ConvaTec cut its revenue guidance for the 2018 fiscal year to growth of flat to 1% from a previous forecast of 2.5% to 3.0%. It also lowered its estimates for adjusted earnings (EBIT) margin to 23% to 24% from 24% to 25%.  

In the third quarter, the company generated total revenue of US$452.2mln, up 1.5% compared to a year ago on a reported basis or up 0.4% on a like-for-like basis.

The infusion devices arm saw revenue drop 4.0% and like-for-like revenue decline 3.7%.

The advanced wound care unit posted a 0.7% decrease in reported revenue and a 0.8% rise in like-for-like revenue with the skin care business continuing to drag on growth and recovery in US surgical cover dressing taking longer than expected after supply constraints last year.

Reported revenue in the ostomy care division edged down 0.5% but like-for-like revenue increased 1.5%, supported by new products and the benefit of weaker comparatives due to the supply issues experienced in the second half of 2017. 

ConvaTec warned that it expects the impact of supply constraints and the loss of patients last year in ostomy care to be towards the upper end of its previous guidance of 50 to 100 basis points of group organic revenue growth in the 2018 financial year.

The continence and critical care unit delivered reported revenue growth of 11.7% and like-for-like revenue growth of 1.4%, as robust sales of GentleCath hydrophilic coated catheters offset a packaging recall in the group’s Slovakia plant and ongoing product rationalisation in critical care.

ConvaTec still confident on future potential 

The company said it “continues to have confidence in the fundamentals of the business and its future potential”.

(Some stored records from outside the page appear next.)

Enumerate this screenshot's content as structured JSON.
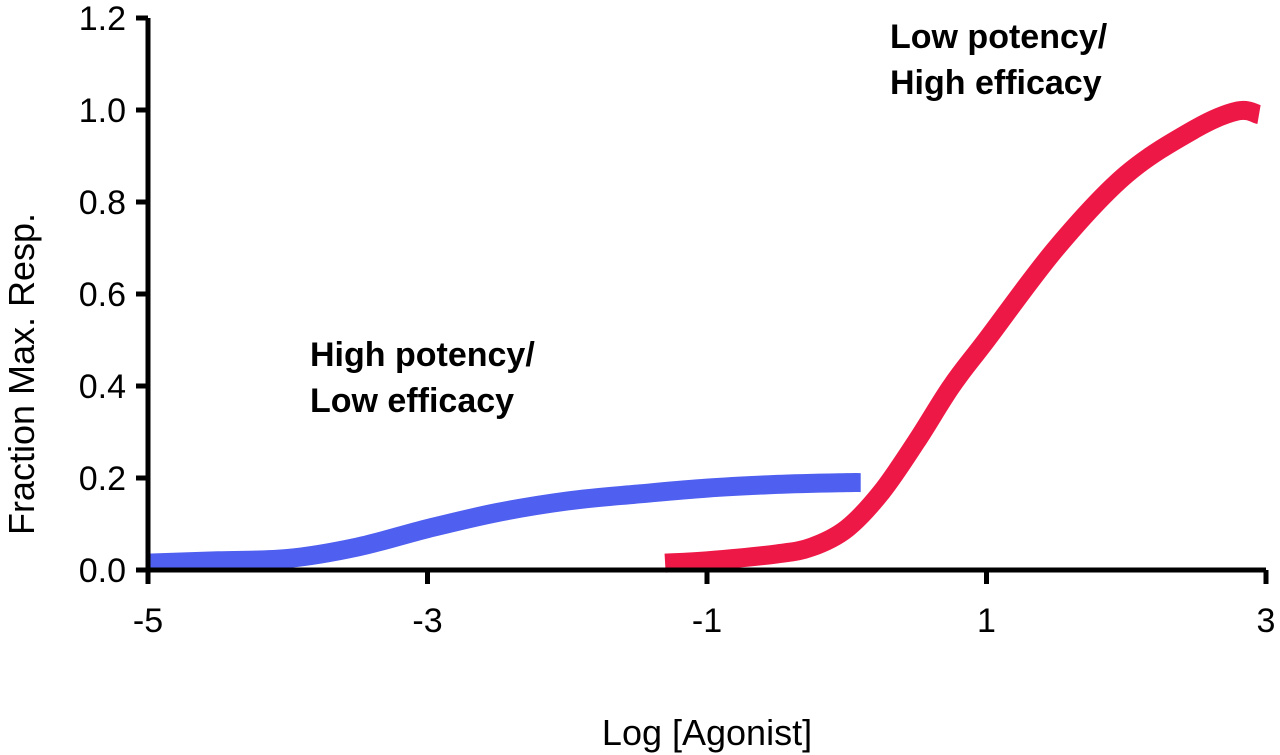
{
  "chart_data": {
    "type": "line",
    "title": "",
    "xlabel": "Log [Agonist]",
    "ylabel": "Fraction Max. Resp.",
    "xlim": [
      -5,
      3
    ],
    "ylim": [
      0,
      1.2
    ],
    "x_ticks": [
      "-5",
      "-3",
      "-1",
      "1",
      "3"
    ],
    "y_ticks": [
      "0.0",
      "0.2",
      "0.4",
      "0.6",
      "0.8",
      "1.0",
      "1.2"
    ],
    "grid": false,
    "legend": "none",
    "series": [
      {
        "color": "#4f5ff0",
        "x": [
          -5.0,
          -4.5,
          -4.0,
          -3.5,
          -3.0,
          -2.5,
          -2.0,
          -1.5,
          -1.0,
          -0.5,
          0.0,
          0.1
        ],
        "y": [
          0.015,
          0.02,
          0.025,
          0.05,
          0.09,
          0.125,
          0.15,
          0.165,
          0.178,
          0.186,
          0.19,
          0.19
        ]
      },
      {
        "color": "#ee1846",
        "x": [
          -1.3,
          -1.0,
          -0.5,
          -0.25,
          0.0,
          0.25,
          0.5,
          0.75,
          1.0,
          1.5,
          2.0,
          2.5,
          2.8,
          2.95
        ],
        "y": [
          0.015,
          0.02,
          0.035,
          0.05,
          0.09,
          0.17,
          0.28,
          0.4,
          0.5,
          0.7,
          0.86,
          0.96,
          0.998,
          0.99
        ]
      }
    ],
    "annotations": [
      {
        "lines": [
          "High potency/",
          "Low efficacy"
        ]
      },
      {
        "lines": [
          "Low potency/",
          "High efficacy"
        ]
      }
    ]
  }
}
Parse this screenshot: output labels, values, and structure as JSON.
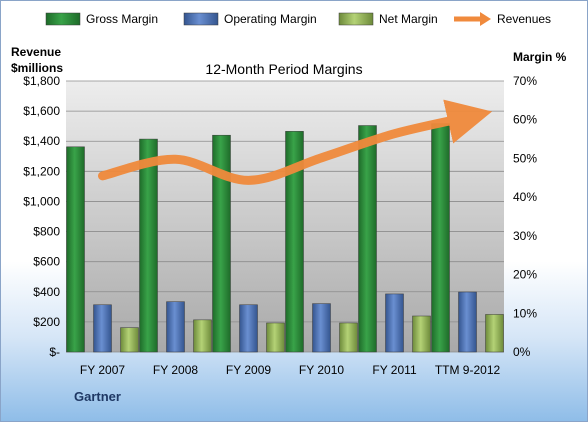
{
  "chart_data": {
    "type": "bar",
    "title": "12-Month Period Margins",
    "categories": [
      "FY 2007",
      "FY 2008",
      "FY 2009",
      "FY 2010",
      "FY 2011",
      "TTM 9-2012"
    ],
    "series": [
      {
        "name": "Gross Margin",
        "axis": "right",
        "color": "#2e8b3a",
        "values": [
          53,
          55,
          56,
          57,
          58.5,
          59
        ]
      },
      {
        "name": "Operating Margin",
        "axis": "right",
        "color": "#4f71be",
        "values": [
          12.2,
          13,
          12.2,
          12.5,
          15,
          15.5
        ]
      },
      {
        "name": "Net Margin",
        "axis": "right",
        "color": "#9bbb59",
        "values": [
          6.3,
          8.3,
          7.5,
          7.5,
          9.3,
          9.7
        ]
      },
      {
        "name": "Revenues",
        "axis": "left",
        "type": "line",
        "color": "#f08a3c",
        "values": [
          1170,
          1280,
          1140,
          1290,
          1450,
          1560
        ]
      }
    ],
    "left_axis": {
      "label_lines": [
        "Revenue",
        "$millions"
      ],
      "ticks": [
        "$-",
        "$200",
        "$400",
        "$600",
        "$800",
        "$1,000",
        "$1,200",
        "$1,400",
        "$1,600",
        "$1,800"
      ],
      "range": [
        0,
        1800
      ]
    },
    "right_axis": {
      "label": "Margin %",
      "ticks": [
        "0%",
        "10%",
        "20%",
        "30%",
        "40%",
        "50%",
        "60%",
        "70%"
      ],
      "range": [
        0,
        70
      ]
    },
    "legend_position": "top",
    "grid": true
  },
  "footer": {
    "company": "Gartner"
  }
}
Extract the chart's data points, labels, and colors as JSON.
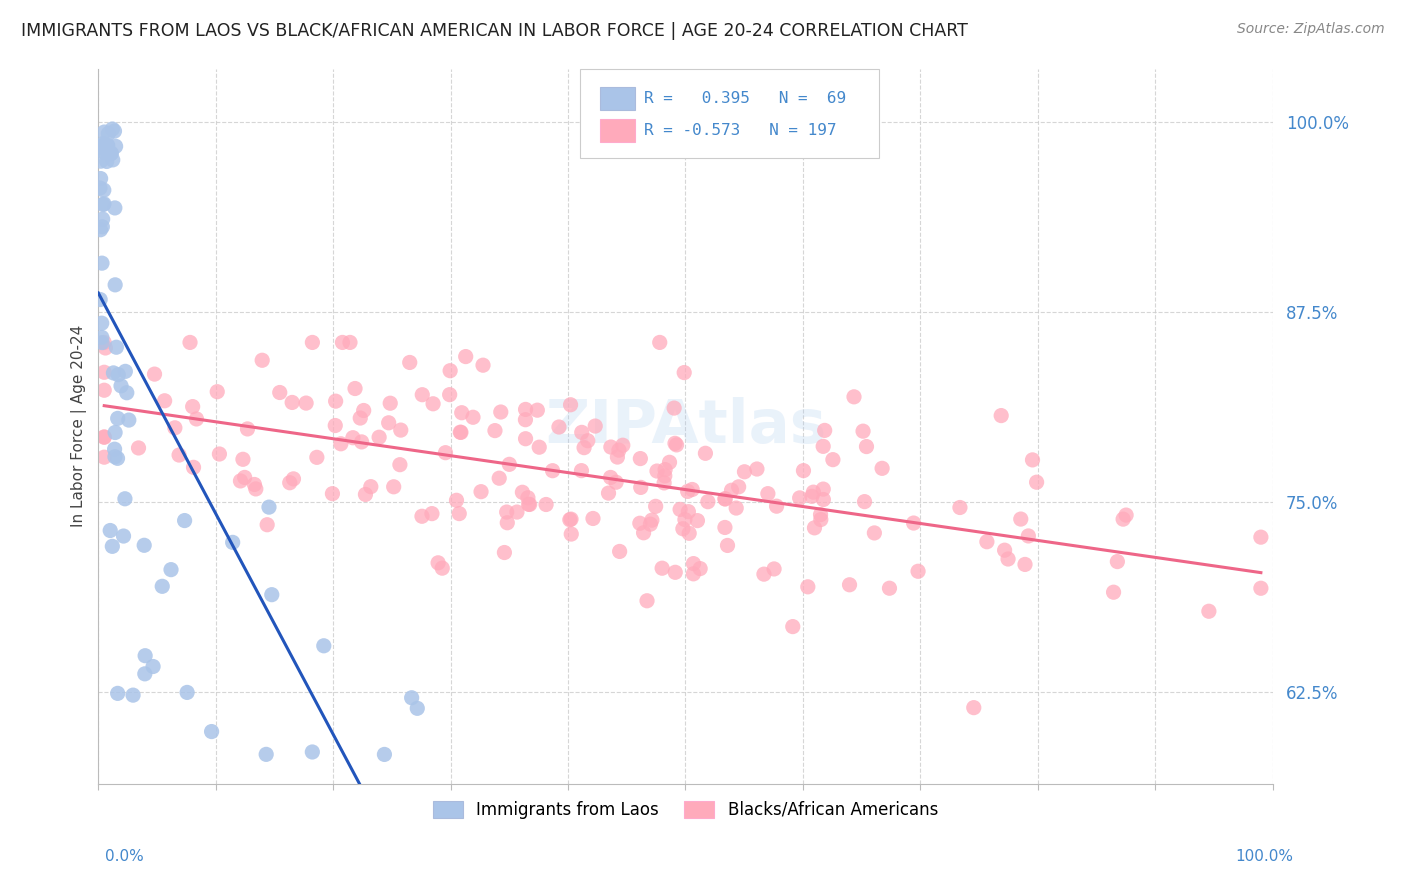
{
  "title": "IMMIGRANTS FROM LAOS VS BLACK/AFRICAN AMERICAN IN LABOR FORCE | AGE 20-24 CORRELATION CHART",
  "source": "Source: ZipAtlas.com",
  "ylabel": "In Labor Force | Age 20-24",
  "ylabel_ticks": [
    "62.5%",
    "75.0%",
    "87.5%",
    "100.0%"
  ],
  "ylabel_tick_vals": [
    0.625,
    0.75,
    0.875,
    1.0
  ],
  "legend_label1": "Immigrants from Laos",
  "legend_label2": "Blacks/African Americans",
  "r1": 0.395,
  "n1": 69,
  "r2": -0.573,
  "n2": 197,
  "color_blue_fill": "#AAC4E8",
  "color_blue_edge": "#6699CC",
  "color_pink_fill": "#FFAABB",
  "color_pink_edge": "#FF88AA",
  "color_line_blue": "#2255BB",
  "color_line_pink": "#EE6688",
  "watermark_color": "#AACCEE",
  "grid_color": "#CCCCCC",
  "title_color": "#222222",
  "source_color": "#888888",
  "tick_color": "#4488CC",
  "xlabel_color": "#4488CC"
}
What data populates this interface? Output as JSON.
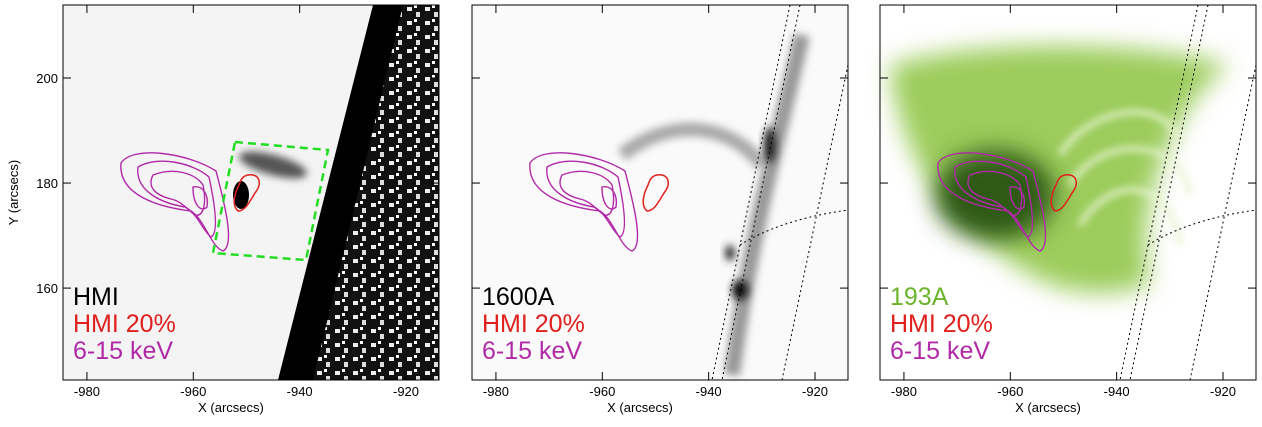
{
  "chart_data": [
    {
      "type": "image",
      "xlabel": "X (arcsecs)",
      "ylabel": "Y (arcsecs)",
      "xlim": [
        -984.5,
        -913.8
      ],
      "ylim": [
        142.5,
        213.9
      ],
      "xticks": [
        -980,
        -960,
        -940,
        -920
      ],
      "yticks": [
        160,
        180,
        200
      ],
      "show_ytick_labels": true,
      "legend": [
        {
          "label": "HMI",
          "color": "#000000"
        },
        {
          "label": "HMI 20%",
          "color": "#e0201c"
        },
        {
          "label": "6-15 keV",
          "color": "#b02aa8"
        }
      ]
    },
    {
      "type": "image",
      "xlabel": "X (arcsecs)",
      "xlim": [
        -984.5,
        -913.8
      ],
      "ylim": [
        142.5,
        213.9
      ],
      "xticks": [
        -980,
        -960,
        -940,
        -920
      ],
      "yticks": [
        160,
        180,
        200
      ],
      "show_ytick_labels": false,
      "legend": [
        {
          "label": "1600A",
          "color": "#000000"
        },
        {
          "label": "HMI 20%",
          "color": "#e0201c"
        },
        {
          "label": "6-15 keV",
          "color": "#b02aa8"
        }
      ]
    },
    {
      "type": "image",
      "xlabel": "X (arcsecs)",
      "xlim": [
        -984.5,
        -913.8
      ],
      "ylim": [
        142.5,
        213.9
      ],
      "xticks": [
        -980,
        -960,
        -940,
        -920
      ],
      "yticks": [
        160,
        180,
        200
      ],
      "show_ytick_labels": false,
      "legend": [
        {
          "label": "193A",
          "color": "#6cb42c"
        },
        {
          "label": "HMI 20%",
          "color": "#e0201c"
        },
        {
          "label": "6-15 keV",
          "color": "#b02aa8"
        }
      ]
    }
  ]
}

“Our cost out plans are under development and the group will provide an update on these with the FY 2018 results in February 2019.”

In late morning trading, shares were trading hands at 156.75p. 

"While three of the company’s four divisions saw revenue growth in the third quarter, the fact that the company is now looking for a new CEO and faces other challenges means that investors should expect the shares to remain volatile for some time to come," said Ian Forrest, investment research analyst at The Share Centre.

"As such we have moved our recommendation to a ‘hold’ for investors willing to accept a higher level of risk."